【「劇場版『鬼滅の刃』無限列車編」評論】骨太ドラマと大アクションの融合、丁寧な作劇で登場人物の心情に寄りそう
2020年10月23日 17:00

昨年放送された「鬼滅の刃」テレビシリーズが広く支持された理由のひとつに、作劇が丁寧だったことが挙げられると思う。テレビシリーズの序盤、家族を鬼に殺され妹を鬼に変えられた炭治郎は、鬼殺隊に入るための修行に愚直にとりくむ。映像化のさい尺の都合で省かれがちなところも丁寧に描いた積み重ねが、シリーズ後半で大きな効果を発揮した。
原作コミック約1.5冊分(7~8巻)のエピソードを映像化した劇場版でも、汽車という限定された舞台のなか、夢のギミックを使うことで登場人物たちの心情を細やかに描いている。鬼殺隊の当主が剣士たちの眠る墓地を歩くオリジナルのシーンを冒頭に入れたことも、単独の映画として成立させる大きな役割をはたしているように感じた。
本作のキーマン“煉獄さん”こと煉獄杏寿郎は、柱(はしら)と呼ばれる鬼殺隊トップ9人に選ばれた凄腕剣士。最初は、とっつきにくい我が道をいく人物に見えるが、柱になったの頃の回想が入ることで、過酷な戦いに身を投じる彼の信念と情熱が浮かびあがる。キャラクターが抱えるドラマとの相乗効果で、大迫力のバトルはよりエモーショナルなものとなり、キャスト陣の声が枯れるほどの熱演も相まって、後半はスクリーンに“全集中”させられたまま一気に駆け抜けていく。
ufotableがこれまで積み上げてきたアニメーションの細部へのこだわりが、さり気なく施されているところも大きな見どころ。
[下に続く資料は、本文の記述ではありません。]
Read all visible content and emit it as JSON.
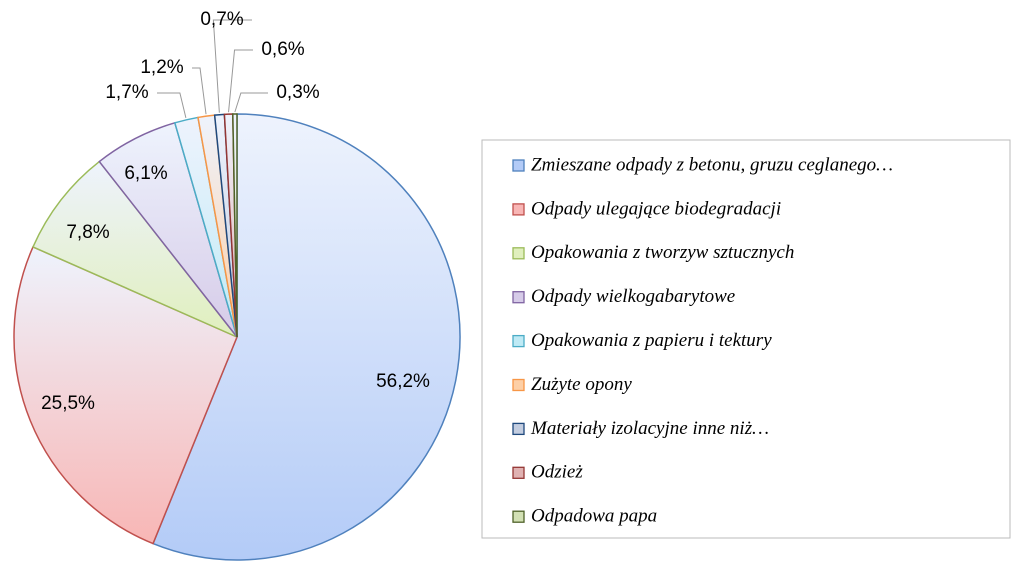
{
  "chart_data": {
    "type": "pie",
    "categories": [
      "Zmieszane odpady z betonu, gruzu ceglanego…",
      "Odpady ulegające biodegradacji",
      "Opakowania z tworzyw sztucznych",
      "Odpady wielkogabarytowe",
      "Opakowania z papieru i tektury",
      "Zużyte opony",
      "Materiały izolacyjne inne niż…",
      "Odzież",
      "Odpadowa papa"
    ],
    "values": [
      56.2,
      25.5,
      7.8,
      6.1,
      1.7,
      1.2,
      0.7,
      0.6,
      0.3
    ],
    "value_labels": [
      "56,2%",
      "25,5%",
      "7,8%",
      "6,1%",
      "1,7%",
      "1,2%",
      "0,7%",
      "0,6%",
      "0,3%"
    ],
    "colors": [
      "#4f81bd",
      "#c0504d",
      "#9bbb59",
      "#8064a2",
      "#4bacc6",
      "#f79646",
      "#1f497d",
      "#943634",
      "#4f6228"
    ],
    "fills": [
      "#b3cbf7",
      "#f8b6b5",
      "#e0efbd",
      "#d6cbe8",
      "#bfeaf5",
      "#fdcfa6",
      "#c3cde0",
      "#e0b2b2",
      "#d2e0b4"
    ],
    "legend": "right"
  }
}
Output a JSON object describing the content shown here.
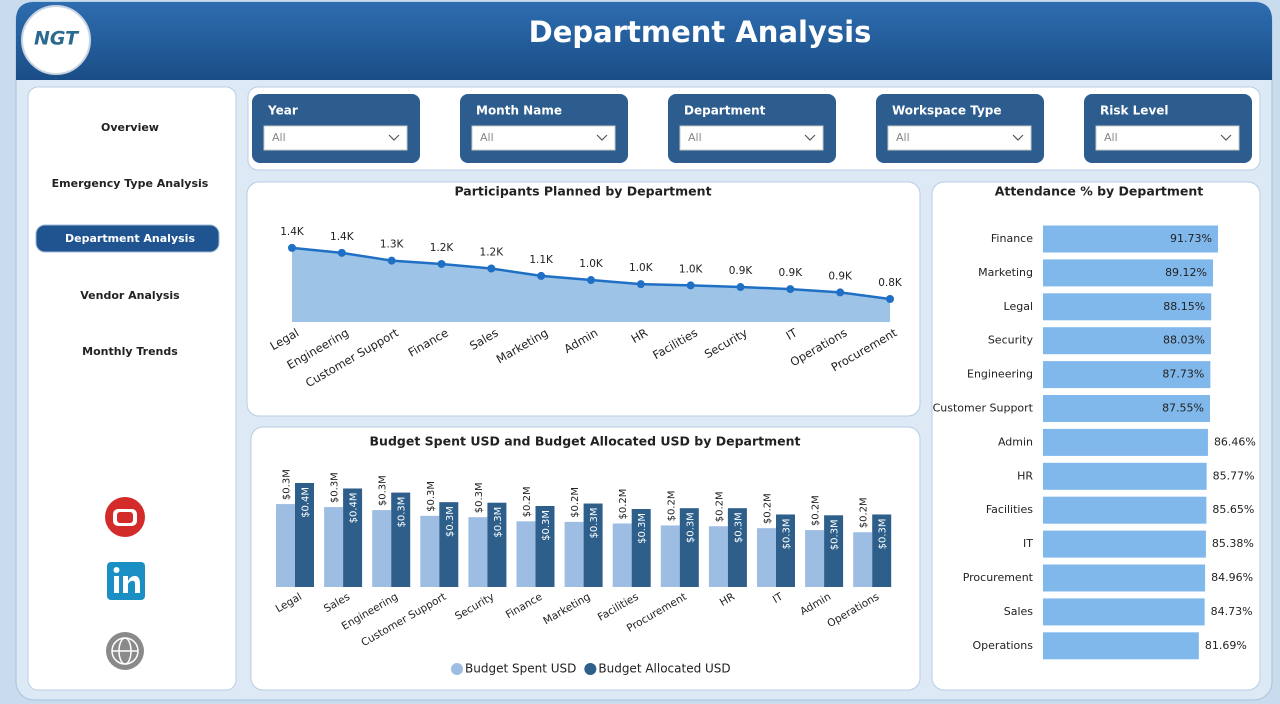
{
  "header": {
    "title": "Department Analysis",
    "logo": "NGT"
  },
  "nav": {
    "items": [
      "Overview",
      "Emergency Type Analysis",
      "Department Analysis",
      "Vendor Analysis",
      "Monthly Trends"
    ]
  },
  "filters": [
    {
      "label": "Year",
      "value": "All"
    },
    {
      "label": "Month Name",
      "value": "All"
    },
    {
      "label": "Department",
      "value": "All"
    },
    {
      "label": "Workspace Type",
      "value": "All"
    },
    {
      "label": "Risk Level",
      "value": "All"
    }
  ],
  "chart_data": [
    {
      "type": "area",
      "title": "Participants Planned by Department",
      "categories": [
        "Legal",
        "Engineering",
        "Customer Support",
        "Finance",
        "Sales",
        "Marketing",
        "Admin",
        "HR",
        "Facilities",
        "Security",
        "IT",
        "Operations",
        "Procurement"
      ],
      "values": [
        1420,
        1360,
        1265,
        1225,
        1170,
        1080,
        1030,
        980,
        965,
        945,
        920,
        880,
        800
      ],
      "value_labels": [
        "1.4K",
        "1.4K",
        "1.3K",
        "1.2K",
        "1.2K",
        "1.1K",
        "1.0K",
        "1.0K",
        "1.0K",
        "0.9K",
        "0.9K",
        "0.9K",
        "0.8K"
      ],
      "color": "#1f6fc4",
      "fill": "#9dc3e6"
    },
    {
      "type": "grouped_bar",
      "title": "Budget Spent USD and Budget Allocated USD by Department",
      "categories": [
        "Legal",
        "Sales",
        "Engineering",
        "Customer Support",
        "Security",
        "Finance",
        "Marketing",
        "Facilities",
        "Procurement",
        "HR",
        "IT",
        "Admin",
        "Operations"
      ],
      "series": [
        {
          "name": "Budget Spent USD",
          "color": "#9dbde3",
          "values": [
            303000,
            292000,
            281000,
            260000,
            255000,
            240000,
            238000,
            232000,
            225000,
            222000,
            215000,
            208000,
            200000
          ],
          "value_labels": [
            "$0.3M",
            "$0.3M",
            "$0.3M",
            "$0.3M",
            "$0.3M",
            "$0.2M",
            "$0.2M",
            "$0.2M",
            "$0.2M",
            "$0.2M",
            "$0.2M",
            "$0.2M",
            "$0.2M"
          ]
        },
        {
          "name": "Budget Allocated USD",
          "color": "#2e5f8a",
          "values": [
            380000,
            360000,
            345000,
            310000,
            308000,
            296000,
            305000,
            285000,
            288000,
            288000,
            265000,
            262000,
            265000
          ],
          "value_labels": [
            "$0.4M",
            "$0.4M",
            "$0.3M",
            "$0.3M",
            "$0.3M",
            "$0.3M",
            "$0.3M",
            "$0.3M",
            "$0.3M",
            "$0.3M",
            "$0.3M",
            "$0.3M",
            "$0.3M"
          ]
        }
      ],
      "legend": "bottom"
    },
    {
      "type": "hbar",
      "title": "Attendance % by Department",
      "categories": [
        "Finance",
        "Marketing",
        "Legal",
        "Security",
        "Engineering",
        "Customer Support",
        "Admin",
        "HR",
        "Facilities",
        "IT",
        "Procurement",
        "Sales",
        "Operations"
      ],
      "values": [
        91.73,
        89.12,
        88.15,
        88.03,
        87.73,
        87.55,
        86.46,
        85.77,
        85.65,
        85.38,
        84.96,
        84.73,
        81.69
      ],
      "value_labels": [
        "91.73%",
        "89.12%",
        "88.15%",
        "88.03%",
        "87.73%",
        "87.55%",
        "86.46%",
        "85.77%",
        "85.65%",
        "85.38%",
        "84.96%",
        "84.73%",
        "81.69%"
      ],
      "color": "#80b8ec"
    }
  ]
}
テレビシリーズで目を引いたフレッシュな映像表現「水の呼吸」に続いて、劇場版では煉獄の「炎の呼吸」が登場する。錦絵を参考に作画と3DCGのハイブリッドで絢爛豪華に描かれた大アクションには、とがった映像によくある見辛さはまったくない。エンターテインメントに徹した裾野の広い映像化でありつつも、線を均一にするのが標準のアニメに強弱のある漫画タッチの描線をとりいれ、炭治郎の隊服の市松模様も省略せず手描きで描かれている。